New Quebec health bill to restrict IVF treatments, impose quotas for family doctors
Quebec doctors and specialists call Bill 20 "catastrophic"
Doctors and medical specialists are calling the Quebec government’s proposed new bill, which would create major changes to the province's health care system, “catastrophic.”
Bill 20 — or, An Act to enact the Act to promote access to family medicine and specialized medicine services and to amend various legislative provisions relating to assisted procreation — would impose minimum caseloads for family physicians and would end universal funding for in vitro fertilization.
“The minister is abusing his power,” said Diane Francœur, president of the Quebec Federation of Medical Specialists.
Minimum caseloads for family doctors
The Liberal government's Bill 20 will impose minimum caseloads for family doctors and specialists — meaning some doctors will need to see more patients or face penalties if they don't.
Health Minister Gaétan Barrette said that while family doctors in other provinces see about 30 patients a day, Quebec's doctors see about 14.
As a result, he said too many Quebecers end up going to a hospital emergency room.

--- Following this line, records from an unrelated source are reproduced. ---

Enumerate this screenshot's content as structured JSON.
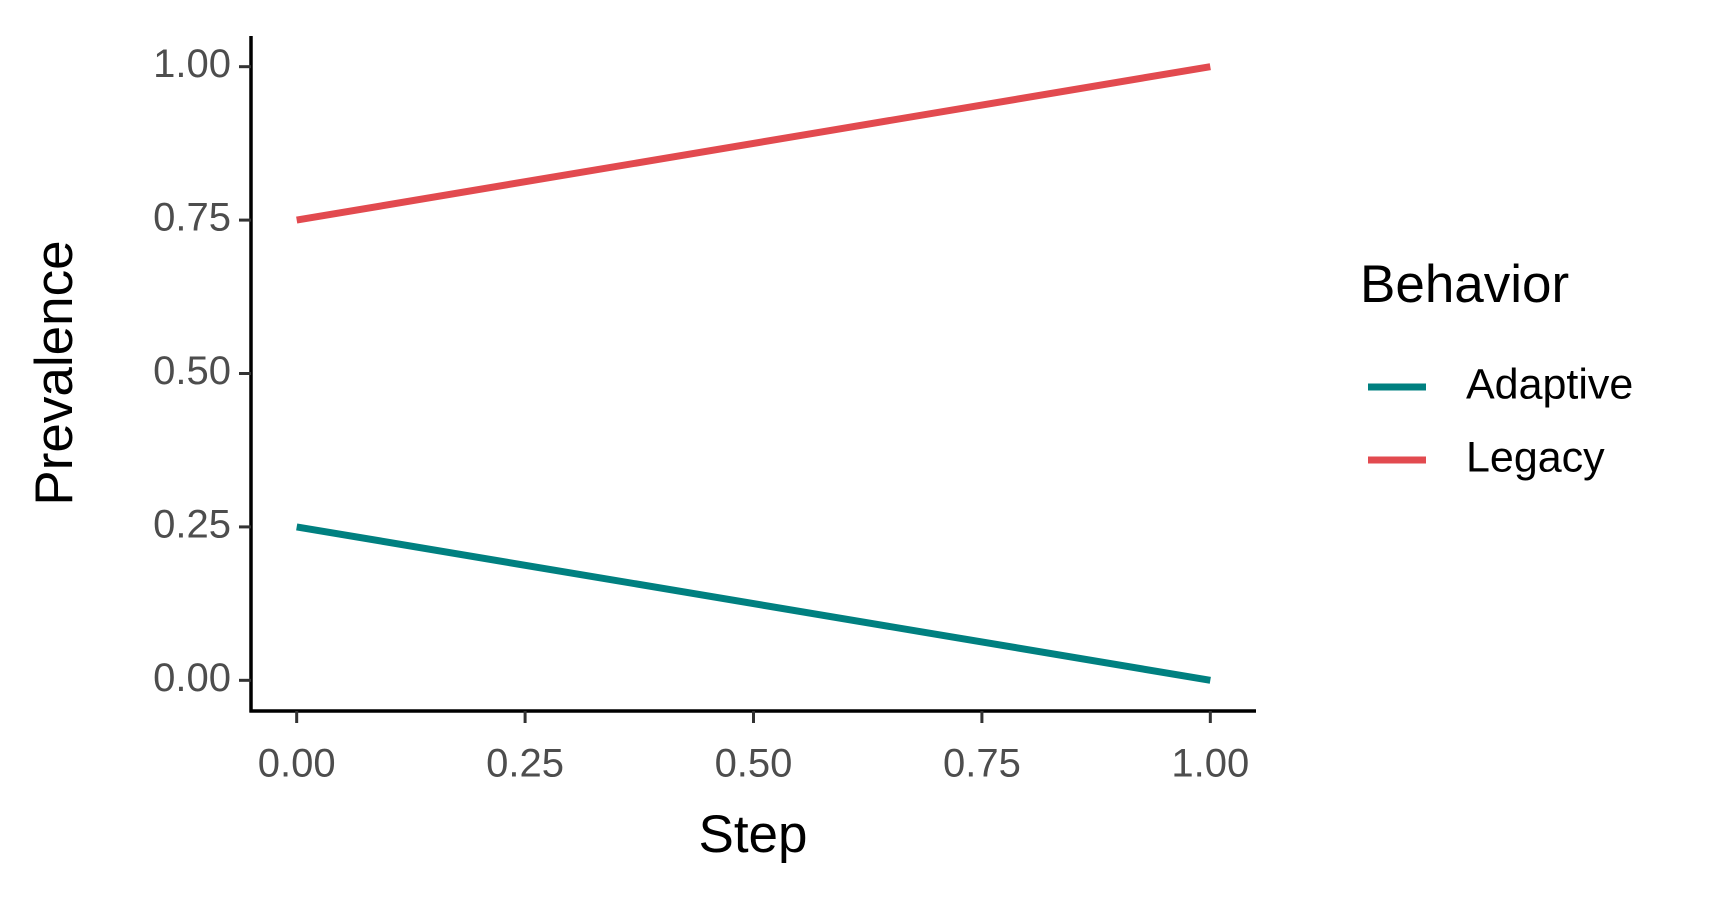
{
  "chart_data": {
    "type": "line",
    "x_label": "Step",
    "y_label": "Prevalence",
    "legend_title": "Behavior",
    "x": [
      0,
      1
    ],
    "series": [
      {
        "name": "Adaptive",
        "color": "#008080",
        "values": [
          0.25,
          0
        ]
      },
      {
        "name": "Legacy",
        "color": "#e24a4f",
        "values": [
          0.75,
          1
        ]
      }
    ],
    "xlim": [
      -0.05,
      1.05
    ],
    "xticks": [
      {
        "value": 0,
        "label": "0.00"
      },
      {
        "value": 0.25,
        "label": "0.25"
      },
      {
        "value": 0.5,
        "label": "0.50"
      },
      {
        "value": 0.75,
        "label": "0.75"
      },
      {
        "value": 1,
        "label": "1.00"
      }
    ],
    "ylim": [
      -0.05,
      1.05
    ],
    "yticks": [
      {
        "value": 0,
        "label": "0.00"
      },
      {
        "value": 0.25,
        "label": "0.25"
      },
      {
        "value": 0.5,
        "label": "0.50"
      },
      {
        "value": 0.75,
        "label": "0.75"
      },
      {
        "value": 1,
        "label": "1.00"
      }
    ],
    "legend_position": "right"
  }
}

“Younger doctors do make the choice today to have a better quality of life. The issue of giving full services to the population seems not to be in the equation," Barrette said.
The Quebec Federation of General Practitioners says it's stunned by the proposed bill.
It said the government never took the time to discuss the problem with the province's doctors, adding that coercive measures have failed to work in the past and could affect the quality of medical care.
Barrette denied that he's pushing doctors out of the province.
“If they were to leave Quebec, they might face the impossibility of finding a job.”
Barrette said he hopes after the new law comes into effect in 2016, every Quebecer will have access to a family doctor.
Parti Québécois health critic Diane Lamarre said the bill puts too much focus on numbers while ignoring quality of care.
“Incentives and disincentives — this is not the way physicians want to work. They want to work in partnership and being evaluated with the good outcome they have with their patients,” Lamarre said.
IVF dropped from RAMQ
Bill 20 also includes a plan to suspend public health insurance coverage for in vitro fertilization.
In addition, only women aged 18 to 42 would have access to IVF treatment — after passing a psychological evaluation.
At a news conference Friday afternoon, Barrette expanded on the proposed bill.
He said some exceptions could be made for women who have tried other therapies but had failed to conceive. However, women who had had a tubal ligation, men who had had vasectomies or a parent or parents who already had one child would not benefit from this exemption.
He also said that doctors who advised their patients to seek IVF treatments outside of the province would be subject to hefty fines.
If passed, Bill 20 would also limit the number of embryos with which a woman can be implanted to one at a time, except for women aged 37 or older. They would be able to be implanted with two embryos.
Under the proposed bill, the only assisted reproductive measure that would be covered by RAMQ is artificial insemination.
Women seeking IVF would benefit from a variable tax credit, based on their income.
Infertile couples, fertility doctors furious
"We are blown away to see that infertile couples – who have long campaigned for recognition of infertility as a disease – are not being considered as they should be," said Virginie Kieffer, president of a Quebec association of infertile couples.
The Quebec organization representing fertility doctors says it will do everything in its power to defeat the provisions of Bill 20 that would end universal funding for in vitro fertilization.
Dr. Francois Bissonette called the decision "catastrophic,” adding that Quebec's inclusion of IVF treatment under medicare has been a model for the rest of the country.
IVF program a victim of its own success
The new bill is Barrette’s response to an IVF program that has been so successful that it overran its budget.
In his previous job as head of the Quebec’s Federation of Medical Specialists, Barrette criticized the program.
He called it an "open bar" and said it was not an essential service.
Quebec was the first province in Canada to fully fund IVF treatments.